Today was good. Like, “I backed into a spot between two cars in a parking garage at 7:30 in the morning” kind of good. Like “my train ran express from Worcester to Boston” kind of good. Like “I got on that train ten minutes before it was scheduled to leave” kind of good.
I just assumed I’d feel really shitty all day. Because it’s my grandma’s birthday. The first one since she died last summer. But instead, everything went right. The sun was out. I had a green juice. I had productive conversations.
Grief is like love in that no one really cares about or understands it except for the person experiencing it. We all say that we are so sorry for you or so happy for you, but I don’t think we mean either of those things, not really.
I think we say we are happy for people who are in love because we are really relieved that they are not alone (and it isn’t our responsibility), relieved that they have a support system (that isn’t us), relieved that maybe they have an interesting story about how they met their significant other (because maybe there’s hope for us). But beyond that, we don’t really care, do we?
In turn, when it comes to grief, we are sorry for someone’s loss because we feel sorry for all the people in our own lives that we have not yet lost but know that we someday will, or because we remember the people we already lost and someone else’s grief triggers that personal sorrow-memory. Which is different from being “sorry for” someone’s loss. Is that sympathy? I don’t quite get it, I know, but I don’t quite think that’s it, and if that’s it, it doesn’t seem real.

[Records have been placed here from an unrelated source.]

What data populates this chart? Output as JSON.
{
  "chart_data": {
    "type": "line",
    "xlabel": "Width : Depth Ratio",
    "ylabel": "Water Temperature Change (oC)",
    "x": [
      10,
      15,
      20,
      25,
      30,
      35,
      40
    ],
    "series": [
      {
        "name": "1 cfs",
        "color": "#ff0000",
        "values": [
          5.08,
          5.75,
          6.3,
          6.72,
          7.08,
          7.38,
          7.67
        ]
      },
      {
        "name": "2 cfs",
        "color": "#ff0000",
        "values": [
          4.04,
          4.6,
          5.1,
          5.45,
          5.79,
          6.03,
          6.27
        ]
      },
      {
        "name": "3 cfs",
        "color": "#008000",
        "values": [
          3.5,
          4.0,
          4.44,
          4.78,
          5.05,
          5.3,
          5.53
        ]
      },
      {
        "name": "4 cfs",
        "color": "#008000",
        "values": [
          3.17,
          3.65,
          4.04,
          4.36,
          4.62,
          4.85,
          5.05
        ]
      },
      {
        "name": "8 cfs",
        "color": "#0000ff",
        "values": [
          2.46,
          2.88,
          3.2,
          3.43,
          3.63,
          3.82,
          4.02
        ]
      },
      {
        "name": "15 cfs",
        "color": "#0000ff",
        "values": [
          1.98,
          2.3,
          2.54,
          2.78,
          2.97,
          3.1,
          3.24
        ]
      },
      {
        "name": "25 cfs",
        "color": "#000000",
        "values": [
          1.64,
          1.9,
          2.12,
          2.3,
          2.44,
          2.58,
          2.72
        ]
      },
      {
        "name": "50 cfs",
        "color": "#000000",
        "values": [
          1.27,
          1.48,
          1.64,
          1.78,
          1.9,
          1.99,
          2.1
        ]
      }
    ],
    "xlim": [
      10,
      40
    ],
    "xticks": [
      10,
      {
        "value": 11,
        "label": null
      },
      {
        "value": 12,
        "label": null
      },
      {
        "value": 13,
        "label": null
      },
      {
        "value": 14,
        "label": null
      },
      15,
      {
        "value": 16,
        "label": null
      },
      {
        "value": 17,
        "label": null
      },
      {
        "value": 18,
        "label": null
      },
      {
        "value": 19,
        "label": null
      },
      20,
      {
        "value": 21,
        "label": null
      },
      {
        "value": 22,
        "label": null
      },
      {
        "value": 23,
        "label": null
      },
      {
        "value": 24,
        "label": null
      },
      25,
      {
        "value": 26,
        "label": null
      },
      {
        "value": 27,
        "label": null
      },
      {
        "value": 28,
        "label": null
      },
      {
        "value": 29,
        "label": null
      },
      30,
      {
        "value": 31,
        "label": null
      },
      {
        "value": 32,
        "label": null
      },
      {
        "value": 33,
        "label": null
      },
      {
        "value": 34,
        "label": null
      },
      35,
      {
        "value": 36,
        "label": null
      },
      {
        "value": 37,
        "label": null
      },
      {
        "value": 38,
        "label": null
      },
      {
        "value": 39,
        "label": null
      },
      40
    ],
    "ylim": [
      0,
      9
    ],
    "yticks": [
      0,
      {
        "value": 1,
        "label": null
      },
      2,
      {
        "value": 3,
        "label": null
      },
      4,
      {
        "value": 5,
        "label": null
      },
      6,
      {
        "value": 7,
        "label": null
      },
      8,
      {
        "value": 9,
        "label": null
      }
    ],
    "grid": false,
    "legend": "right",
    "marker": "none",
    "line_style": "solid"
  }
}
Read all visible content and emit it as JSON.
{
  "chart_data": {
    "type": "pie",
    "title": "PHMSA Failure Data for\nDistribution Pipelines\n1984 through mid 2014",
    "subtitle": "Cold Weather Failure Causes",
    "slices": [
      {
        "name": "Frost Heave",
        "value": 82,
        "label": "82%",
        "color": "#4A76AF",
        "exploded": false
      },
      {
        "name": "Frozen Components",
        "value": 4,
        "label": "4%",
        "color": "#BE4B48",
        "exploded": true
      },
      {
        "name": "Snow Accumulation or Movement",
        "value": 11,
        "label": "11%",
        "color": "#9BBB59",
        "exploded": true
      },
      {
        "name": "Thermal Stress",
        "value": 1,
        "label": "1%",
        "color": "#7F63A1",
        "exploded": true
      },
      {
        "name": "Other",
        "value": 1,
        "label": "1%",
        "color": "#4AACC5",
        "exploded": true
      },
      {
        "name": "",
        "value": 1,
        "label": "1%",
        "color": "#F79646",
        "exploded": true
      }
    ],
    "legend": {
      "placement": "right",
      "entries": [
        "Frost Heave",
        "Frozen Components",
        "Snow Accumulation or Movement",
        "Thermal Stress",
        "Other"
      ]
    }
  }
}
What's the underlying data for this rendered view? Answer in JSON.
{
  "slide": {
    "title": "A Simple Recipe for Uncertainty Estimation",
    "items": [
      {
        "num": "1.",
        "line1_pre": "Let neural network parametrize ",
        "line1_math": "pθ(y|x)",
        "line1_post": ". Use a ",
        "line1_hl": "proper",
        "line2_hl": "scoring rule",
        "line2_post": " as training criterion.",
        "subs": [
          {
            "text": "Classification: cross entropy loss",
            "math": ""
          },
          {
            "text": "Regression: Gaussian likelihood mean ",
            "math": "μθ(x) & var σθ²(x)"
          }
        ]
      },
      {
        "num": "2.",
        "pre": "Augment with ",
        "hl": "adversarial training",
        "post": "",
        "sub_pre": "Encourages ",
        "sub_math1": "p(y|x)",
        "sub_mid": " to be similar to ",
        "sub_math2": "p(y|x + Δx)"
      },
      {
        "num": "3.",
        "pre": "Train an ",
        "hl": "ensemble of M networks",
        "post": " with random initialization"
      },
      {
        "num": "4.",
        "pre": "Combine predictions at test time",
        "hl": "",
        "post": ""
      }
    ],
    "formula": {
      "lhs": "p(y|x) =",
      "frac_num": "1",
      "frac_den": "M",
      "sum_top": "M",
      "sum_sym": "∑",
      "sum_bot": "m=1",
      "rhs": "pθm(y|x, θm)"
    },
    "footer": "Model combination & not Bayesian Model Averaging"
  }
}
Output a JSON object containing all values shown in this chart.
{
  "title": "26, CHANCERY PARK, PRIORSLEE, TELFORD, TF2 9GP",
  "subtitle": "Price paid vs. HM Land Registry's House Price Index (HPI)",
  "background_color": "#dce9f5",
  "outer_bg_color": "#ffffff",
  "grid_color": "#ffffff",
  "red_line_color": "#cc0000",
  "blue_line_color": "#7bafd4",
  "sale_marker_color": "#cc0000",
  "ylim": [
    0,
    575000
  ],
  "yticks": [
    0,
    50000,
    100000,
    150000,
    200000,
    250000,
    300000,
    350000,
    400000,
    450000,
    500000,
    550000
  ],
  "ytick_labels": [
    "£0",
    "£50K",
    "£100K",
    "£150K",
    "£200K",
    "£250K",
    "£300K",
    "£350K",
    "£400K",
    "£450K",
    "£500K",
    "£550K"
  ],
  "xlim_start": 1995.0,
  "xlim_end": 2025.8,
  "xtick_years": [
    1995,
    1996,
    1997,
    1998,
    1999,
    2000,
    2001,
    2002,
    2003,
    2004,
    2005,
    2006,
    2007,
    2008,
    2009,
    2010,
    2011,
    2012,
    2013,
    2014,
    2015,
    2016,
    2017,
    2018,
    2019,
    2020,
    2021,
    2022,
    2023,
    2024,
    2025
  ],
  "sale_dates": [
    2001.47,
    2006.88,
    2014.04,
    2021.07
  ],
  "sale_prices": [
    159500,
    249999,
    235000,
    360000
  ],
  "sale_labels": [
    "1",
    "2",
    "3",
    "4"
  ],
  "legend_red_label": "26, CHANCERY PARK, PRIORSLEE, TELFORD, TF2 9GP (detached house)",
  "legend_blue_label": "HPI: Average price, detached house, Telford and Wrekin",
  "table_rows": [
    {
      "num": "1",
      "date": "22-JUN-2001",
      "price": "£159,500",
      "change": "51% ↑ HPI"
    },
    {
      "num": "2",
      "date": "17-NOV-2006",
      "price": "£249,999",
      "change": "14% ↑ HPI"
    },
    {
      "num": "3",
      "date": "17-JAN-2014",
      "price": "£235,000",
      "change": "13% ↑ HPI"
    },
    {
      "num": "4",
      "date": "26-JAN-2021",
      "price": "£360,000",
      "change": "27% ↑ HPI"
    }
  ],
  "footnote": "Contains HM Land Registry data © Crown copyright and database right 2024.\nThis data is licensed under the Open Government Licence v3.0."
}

I know I said that today was good and it doesn’t quite sound like it here, but I really did and I do mean it. The sun was out, I was early for my obligations, and conversations came easily. But in the background was my grandma’s absence and flitting memories of visiting her grave for the first time since the funeral, which I did last week, and the discomfiting acceptance that I will never again send her flowers and that I have hours upon hours of interviews recorded with her that I do not have the mental stamina to listen to yet.
Yet every time something went astonishingly, uncharacteristically right for me today, I thought of her, and I thanked her, out loud, and everything was flat. And it made me think of multigenerational epic novels and how we are tethered to the people — and especially, the women, I think — who raised us, in ways that we can’t possibly ever be tied to anyone else.
But the other weird thing about this grief is that sometimes it can drive you to joy. Because even if you can’t communicate, you know that those women you’ve lost would be proud of you, not just for making the train early or for parking your car in an impossible situation, but for feeling that happiness at all. For having those victories. Because those women who raised you taught you to believe that you deserved to feel happy — they treated happiness like the end goal, trained you how to find it in express trains and obligable small talk with strangers, if you had to. And you try to take that with you into your daily life, although it’s really goddamn hard to be that optimistic at every turn. But then it falls into place for one entire morning and you remember that they told you that you deserved this all the time. And here we are.